И вот великий режиссер хлопнул в ладоши: все исчезло, как на вертящейся сцене. Декорация переменилась. Улицы Ростова пустынны. Магазины заколочены, зеркальные стекла пробиты пулями. Дамы припрятали меха, повязались платочками. Меньшая часть офицерства бежала с Корниловым, остальные с театральной быстротой превратились в безобидных мещан, в актеров, куплетистов, учителей танцев и прочее. И февральский ветер понес вороха мусора по тротуарам…

— Да, опоздали, — сказал Рощин. Он шел, опустив голову. Ему казалось — тело России разламывается на тысячи кусков. Единый свод, прикрывавший империю, разбит вдребезги. Народ становится стадом. История, великое прошлое, исчезает, как туманные завесы декорации. Обнажается голая, выжженная пустыня — могилы, могилы… Конец России. Он чувствовал, — внутри его дробится и мучит колючими осколками что-то, что он сознавал в себе незыблемым, — стержень его жизни… Спотыкаясь, он шел на шаг позади Кати. «Ростов пал, армия Корнилова, последний бродячий клочок России, не сегодня-завтра будет уничтожена, и тогда — пулю в висок».

Они шли наугад. Рощин помнил адреса кое-кого из товарищей по дивизии. Но, быть может, они убежали или расстреляны? Тогда — смерть на мостовой. Он поглядел на Катю. Она шла спокойно и скромно в коротенькой драповой кофточке, в оренбургском платке. Ее милое лицо, с большими серыми глазами, простодушно оборачивалось на содранные вывески, на выбитые витрины. Уголки ее губ чуть ли не улыбались. «Что она, — не понимает всего этого ужаса? Что это за всепрощение какое-то?»

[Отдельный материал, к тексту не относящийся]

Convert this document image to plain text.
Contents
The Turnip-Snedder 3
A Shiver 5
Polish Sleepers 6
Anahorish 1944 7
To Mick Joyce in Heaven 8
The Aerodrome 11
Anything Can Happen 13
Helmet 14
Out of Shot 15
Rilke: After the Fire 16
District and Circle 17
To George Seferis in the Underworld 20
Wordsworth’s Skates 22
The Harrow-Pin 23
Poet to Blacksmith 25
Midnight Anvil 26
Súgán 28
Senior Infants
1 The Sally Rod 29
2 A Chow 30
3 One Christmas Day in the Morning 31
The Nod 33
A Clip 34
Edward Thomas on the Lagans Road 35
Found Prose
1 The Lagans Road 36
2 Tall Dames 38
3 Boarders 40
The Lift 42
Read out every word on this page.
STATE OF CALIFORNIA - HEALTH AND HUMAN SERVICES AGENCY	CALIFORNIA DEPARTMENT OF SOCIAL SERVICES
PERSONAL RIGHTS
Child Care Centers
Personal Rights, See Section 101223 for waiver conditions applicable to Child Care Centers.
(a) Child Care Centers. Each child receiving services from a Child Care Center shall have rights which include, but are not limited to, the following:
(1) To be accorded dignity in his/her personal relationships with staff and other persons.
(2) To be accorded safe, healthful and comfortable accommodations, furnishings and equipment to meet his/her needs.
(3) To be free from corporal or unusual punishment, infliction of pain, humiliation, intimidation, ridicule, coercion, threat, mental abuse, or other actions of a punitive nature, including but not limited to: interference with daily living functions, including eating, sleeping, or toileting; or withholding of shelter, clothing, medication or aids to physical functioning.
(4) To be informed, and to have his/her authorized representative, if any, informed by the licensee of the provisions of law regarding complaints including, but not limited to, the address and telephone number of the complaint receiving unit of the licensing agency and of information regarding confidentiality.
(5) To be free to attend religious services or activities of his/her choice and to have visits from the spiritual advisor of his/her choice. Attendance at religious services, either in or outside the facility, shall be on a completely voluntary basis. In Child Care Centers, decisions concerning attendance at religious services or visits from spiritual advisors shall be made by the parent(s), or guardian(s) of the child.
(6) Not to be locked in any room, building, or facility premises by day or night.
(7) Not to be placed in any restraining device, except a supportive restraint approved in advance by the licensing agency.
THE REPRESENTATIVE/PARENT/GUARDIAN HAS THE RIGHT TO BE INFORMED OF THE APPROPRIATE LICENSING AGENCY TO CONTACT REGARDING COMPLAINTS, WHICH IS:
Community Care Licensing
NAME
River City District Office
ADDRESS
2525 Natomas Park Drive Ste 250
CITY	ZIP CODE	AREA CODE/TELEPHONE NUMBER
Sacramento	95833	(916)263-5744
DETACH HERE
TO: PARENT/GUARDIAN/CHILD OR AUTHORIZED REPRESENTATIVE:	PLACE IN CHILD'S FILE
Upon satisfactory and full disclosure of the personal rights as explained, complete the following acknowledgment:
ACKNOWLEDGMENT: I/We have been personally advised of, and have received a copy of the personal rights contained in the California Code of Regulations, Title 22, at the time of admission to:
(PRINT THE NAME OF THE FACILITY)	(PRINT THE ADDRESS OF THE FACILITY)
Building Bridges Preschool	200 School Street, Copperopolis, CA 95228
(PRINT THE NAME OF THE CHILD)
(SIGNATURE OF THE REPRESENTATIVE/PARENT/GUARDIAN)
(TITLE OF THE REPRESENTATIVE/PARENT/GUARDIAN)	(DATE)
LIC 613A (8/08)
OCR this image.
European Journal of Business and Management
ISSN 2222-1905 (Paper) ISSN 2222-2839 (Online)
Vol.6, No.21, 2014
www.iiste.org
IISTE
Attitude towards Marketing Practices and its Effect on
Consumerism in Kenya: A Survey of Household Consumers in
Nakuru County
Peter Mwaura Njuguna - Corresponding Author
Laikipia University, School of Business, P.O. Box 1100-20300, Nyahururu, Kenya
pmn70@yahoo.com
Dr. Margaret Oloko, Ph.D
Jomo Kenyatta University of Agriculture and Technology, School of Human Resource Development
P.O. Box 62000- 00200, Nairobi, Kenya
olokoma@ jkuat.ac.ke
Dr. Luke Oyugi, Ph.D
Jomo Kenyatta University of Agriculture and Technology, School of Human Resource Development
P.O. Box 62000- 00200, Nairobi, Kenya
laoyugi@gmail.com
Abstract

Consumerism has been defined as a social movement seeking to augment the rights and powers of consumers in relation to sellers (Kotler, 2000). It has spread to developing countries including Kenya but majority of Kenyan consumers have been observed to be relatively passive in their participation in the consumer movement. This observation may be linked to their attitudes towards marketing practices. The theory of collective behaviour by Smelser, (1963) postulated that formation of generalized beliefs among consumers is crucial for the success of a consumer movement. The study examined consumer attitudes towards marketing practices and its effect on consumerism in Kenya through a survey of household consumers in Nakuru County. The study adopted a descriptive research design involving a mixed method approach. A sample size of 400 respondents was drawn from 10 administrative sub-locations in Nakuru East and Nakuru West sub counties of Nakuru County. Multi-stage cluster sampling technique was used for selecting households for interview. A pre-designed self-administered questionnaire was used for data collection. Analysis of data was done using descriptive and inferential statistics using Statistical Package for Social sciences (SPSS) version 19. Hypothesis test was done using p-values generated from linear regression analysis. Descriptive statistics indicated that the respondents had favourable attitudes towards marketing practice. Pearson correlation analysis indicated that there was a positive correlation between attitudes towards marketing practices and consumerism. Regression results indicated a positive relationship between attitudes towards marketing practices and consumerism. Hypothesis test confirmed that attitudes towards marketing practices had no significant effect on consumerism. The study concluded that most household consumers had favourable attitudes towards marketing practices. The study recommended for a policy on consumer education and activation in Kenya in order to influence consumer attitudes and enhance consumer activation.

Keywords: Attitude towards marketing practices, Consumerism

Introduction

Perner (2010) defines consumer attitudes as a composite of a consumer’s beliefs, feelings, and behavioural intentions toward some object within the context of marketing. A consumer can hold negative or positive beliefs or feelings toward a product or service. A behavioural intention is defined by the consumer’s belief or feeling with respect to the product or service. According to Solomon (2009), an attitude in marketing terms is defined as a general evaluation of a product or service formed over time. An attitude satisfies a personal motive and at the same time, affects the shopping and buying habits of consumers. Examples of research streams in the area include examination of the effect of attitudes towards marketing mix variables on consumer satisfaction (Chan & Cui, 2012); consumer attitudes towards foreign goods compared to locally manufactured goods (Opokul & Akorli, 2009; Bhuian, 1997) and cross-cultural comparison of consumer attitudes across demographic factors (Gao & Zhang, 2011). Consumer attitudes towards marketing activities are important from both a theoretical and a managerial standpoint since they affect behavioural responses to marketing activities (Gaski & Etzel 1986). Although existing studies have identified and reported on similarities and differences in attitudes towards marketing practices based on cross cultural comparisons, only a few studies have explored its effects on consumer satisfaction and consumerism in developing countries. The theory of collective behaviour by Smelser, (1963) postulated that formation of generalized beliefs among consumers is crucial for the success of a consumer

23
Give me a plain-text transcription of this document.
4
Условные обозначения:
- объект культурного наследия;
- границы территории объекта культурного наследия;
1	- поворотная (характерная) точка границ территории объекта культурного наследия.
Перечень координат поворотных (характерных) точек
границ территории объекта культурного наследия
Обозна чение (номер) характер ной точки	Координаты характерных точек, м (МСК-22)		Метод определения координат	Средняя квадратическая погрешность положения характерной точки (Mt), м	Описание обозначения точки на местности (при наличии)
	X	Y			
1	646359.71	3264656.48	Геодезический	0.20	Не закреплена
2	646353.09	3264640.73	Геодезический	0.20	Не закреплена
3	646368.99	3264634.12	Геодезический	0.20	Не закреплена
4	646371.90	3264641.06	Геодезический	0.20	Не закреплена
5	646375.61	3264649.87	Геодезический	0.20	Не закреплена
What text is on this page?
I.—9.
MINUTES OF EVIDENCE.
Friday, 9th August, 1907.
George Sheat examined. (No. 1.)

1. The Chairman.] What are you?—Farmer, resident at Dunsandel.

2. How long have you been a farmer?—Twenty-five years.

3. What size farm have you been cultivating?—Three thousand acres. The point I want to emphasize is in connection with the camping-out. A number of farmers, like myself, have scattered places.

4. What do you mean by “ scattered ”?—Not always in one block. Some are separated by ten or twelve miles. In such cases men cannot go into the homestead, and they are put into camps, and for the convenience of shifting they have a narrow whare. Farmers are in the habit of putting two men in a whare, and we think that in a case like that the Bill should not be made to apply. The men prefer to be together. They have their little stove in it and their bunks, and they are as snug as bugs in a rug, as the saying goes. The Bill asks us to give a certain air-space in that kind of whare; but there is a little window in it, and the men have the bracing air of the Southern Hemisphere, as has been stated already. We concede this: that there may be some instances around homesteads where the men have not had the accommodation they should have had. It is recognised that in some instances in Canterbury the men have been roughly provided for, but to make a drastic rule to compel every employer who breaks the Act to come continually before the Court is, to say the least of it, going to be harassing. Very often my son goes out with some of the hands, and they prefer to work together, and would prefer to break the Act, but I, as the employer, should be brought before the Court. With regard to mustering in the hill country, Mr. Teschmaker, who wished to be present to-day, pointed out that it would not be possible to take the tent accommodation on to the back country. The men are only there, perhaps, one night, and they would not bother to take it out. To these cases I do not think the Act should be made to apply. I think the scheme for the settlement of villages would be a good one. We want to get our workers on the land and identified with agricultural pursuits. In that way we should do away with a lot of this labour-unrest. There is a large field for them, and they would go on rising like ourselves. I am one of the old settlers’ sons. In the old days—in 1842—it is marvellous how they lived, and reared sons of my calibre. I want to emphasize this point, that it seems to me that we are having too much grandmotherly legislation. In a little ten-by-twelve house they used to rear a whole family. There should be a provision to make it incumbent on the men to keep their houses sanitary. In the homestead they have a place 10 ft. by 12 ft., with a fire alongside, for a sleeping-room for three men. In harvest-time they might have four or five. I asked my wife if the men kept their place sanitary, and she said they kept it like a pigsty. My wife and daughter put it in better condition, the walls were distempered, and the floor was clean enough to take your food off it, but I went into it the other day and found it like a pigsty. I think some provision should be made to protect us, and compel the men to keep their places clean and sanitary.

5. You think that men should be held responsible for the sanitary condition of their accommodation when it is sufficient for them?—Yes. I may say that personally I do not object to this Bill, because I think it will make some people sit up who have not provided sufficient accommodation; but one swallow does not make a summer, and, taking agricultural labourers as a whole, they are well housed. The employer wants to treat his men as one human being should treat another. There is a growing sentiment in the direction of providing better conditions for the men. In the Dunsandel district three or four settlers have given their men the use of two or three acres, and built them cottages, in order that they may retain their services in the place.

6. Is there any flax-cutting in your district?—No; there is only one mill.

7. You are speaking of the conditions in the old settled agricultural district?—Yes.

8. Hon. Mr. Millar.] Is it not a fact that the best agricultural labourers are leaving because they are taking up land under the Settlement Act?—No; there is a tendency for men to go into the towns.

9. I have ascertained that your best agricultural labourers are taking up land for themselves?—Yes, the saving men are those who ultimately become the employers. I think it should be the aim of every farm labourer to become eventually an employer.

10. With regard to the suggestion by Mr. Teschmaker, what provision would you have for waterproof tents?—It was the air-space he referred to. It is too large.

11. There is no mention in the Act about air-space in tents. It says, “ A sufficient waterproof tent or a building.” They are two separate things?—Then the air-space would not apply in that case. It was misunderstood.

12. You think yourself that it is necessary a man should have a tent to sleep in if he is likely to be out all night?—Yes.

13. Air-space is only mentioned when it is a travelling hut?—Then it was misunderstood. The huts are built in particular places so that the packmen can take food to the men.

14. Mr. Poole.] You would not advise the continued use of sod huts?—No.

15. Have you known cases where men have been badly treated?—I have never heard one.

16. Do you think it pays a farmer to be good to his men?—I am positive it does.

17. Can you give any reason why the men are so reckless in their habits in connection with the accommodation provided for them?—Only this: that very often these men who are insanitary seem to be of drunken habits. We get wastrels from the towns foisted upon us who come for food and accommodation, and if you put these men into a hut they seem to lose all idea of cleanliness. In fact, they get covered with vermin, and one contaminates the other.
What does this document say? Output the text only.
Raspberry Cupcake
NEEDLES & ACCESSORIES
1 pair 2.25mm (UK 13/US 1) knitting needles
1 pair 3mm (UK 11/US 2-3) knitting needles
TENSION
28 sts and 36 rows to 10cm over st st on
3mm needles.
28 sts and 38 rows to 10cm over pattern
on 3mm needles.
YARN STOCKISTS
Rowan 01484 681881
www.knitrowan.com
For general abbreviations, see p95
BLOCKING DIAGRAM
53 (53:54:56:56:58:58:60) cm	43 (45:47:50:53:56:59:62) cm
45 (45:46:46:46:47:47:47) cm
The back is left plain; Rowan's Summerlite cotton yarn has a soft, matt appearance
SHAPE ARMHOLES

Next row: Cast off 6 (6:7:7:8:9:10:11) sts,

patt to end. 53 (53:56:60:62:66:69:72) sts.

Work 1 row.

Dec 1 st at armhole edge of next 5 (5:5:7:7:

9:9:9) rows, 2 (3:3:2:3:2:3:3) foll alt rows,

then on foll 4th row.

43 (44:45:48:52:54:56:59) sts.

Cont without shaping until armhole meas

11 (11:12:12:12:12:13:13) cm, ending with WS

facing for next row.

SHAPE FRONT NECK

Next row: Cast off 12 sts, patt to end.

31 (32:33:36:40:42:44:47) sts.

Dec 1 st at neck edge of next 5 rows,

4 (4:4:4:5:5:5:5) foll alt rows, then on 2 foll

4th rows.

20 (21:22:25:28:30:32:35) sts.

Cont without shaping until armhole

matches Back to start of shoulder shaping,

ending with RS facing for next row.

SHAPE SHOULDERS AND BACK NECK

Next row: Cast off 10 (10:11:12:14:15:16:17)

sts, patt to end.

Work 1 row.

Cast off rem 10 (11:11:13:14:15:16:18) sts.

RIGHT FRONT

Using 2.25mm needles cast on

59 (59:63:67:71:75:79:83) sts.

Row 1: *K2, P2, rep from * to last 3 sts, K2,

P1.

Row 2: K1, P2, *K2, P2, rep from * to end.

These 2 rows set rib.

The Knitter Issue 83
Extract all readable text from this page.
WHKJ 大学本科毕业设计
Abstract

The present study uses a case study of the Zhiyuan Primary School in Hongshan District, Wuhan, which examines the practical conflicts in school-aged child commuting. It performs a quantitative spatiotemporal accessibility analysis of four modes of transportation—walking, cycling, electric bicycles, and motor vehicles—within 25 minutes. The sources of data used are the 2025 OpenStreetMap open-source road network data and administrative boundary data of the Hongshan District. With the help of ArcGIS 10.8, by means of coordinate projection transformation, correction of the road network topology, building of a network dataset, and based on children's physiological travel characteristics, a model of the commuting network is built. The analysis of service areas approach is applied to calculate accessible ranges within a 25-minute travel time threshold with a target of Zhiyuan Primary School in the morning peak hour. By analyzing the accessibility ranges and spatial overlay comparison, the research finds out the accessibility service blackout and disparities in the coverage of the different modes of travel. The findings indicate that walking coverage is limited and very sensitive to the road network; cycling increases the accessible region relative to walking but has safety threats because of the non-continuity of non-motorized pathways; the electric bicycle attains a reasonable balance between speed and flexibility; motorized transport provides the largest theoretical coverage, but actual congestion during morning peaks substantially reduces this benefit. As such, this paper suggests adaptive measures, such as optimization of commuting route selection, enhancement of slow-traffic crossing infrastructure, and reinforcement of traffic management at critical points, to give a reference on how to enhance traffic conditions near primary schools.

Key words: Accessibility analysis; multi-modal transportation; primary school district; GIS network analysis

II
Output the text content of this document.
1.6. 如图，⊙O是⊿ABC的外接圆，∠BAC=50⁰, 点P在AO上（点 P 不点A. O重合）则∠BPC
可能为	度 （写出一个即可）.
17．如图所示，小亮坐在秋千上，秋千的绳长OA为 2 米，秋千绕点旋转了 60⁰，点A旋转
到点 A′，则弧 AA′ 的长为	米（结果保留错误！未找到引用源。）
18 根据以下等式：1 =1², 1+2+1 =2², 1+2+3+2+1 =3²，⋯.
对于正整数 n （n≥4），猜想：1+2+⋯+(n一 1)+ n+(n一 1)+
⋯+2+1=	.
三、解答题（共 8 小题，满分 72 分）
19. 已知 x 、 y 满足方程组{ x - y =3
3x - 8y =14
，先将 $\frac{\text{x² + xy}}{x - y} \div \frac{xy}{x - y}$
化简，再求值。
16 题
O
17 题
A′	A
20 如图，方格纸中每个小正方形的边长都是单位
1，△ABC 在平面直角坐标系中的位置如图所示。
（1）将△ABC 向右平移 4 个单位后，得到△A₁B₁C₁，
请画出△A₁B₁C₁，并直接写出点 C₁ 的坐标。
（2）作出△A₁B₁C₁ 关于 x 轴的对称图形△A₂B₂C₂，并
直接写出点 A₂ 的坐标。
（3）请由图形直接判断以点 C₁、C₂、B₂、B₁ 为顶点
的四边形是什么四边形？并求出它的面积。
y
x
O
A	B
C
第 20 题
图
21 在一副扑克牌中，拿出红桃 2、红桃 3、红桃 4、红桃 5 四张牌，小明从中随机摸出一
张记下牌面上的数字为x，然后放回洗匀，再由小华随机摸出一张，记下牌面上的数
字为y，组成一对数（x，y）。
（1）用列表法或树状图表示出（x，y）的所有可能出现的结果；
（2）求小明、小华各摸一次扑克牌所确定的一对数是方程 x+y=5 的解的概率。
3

На углу стояла кучка безоружных солдат. Один, рябой, с заплывшим от кровоподтека глазом, держа серый хлеб под мышкой, не спеша отрывал кусок за куском, медленно жевал.

— Тут не разберешь — какая власть, чи советская, чи еще какая, — сказал ему другой, с деревянным сундучком, к которому были привязаны поношенные валенки. Тот, кто ел, ответил:

— Власть — товарищ Броницкий. Добейся до него, даст эшелон, уедем. А то век будем гнить в Ростове.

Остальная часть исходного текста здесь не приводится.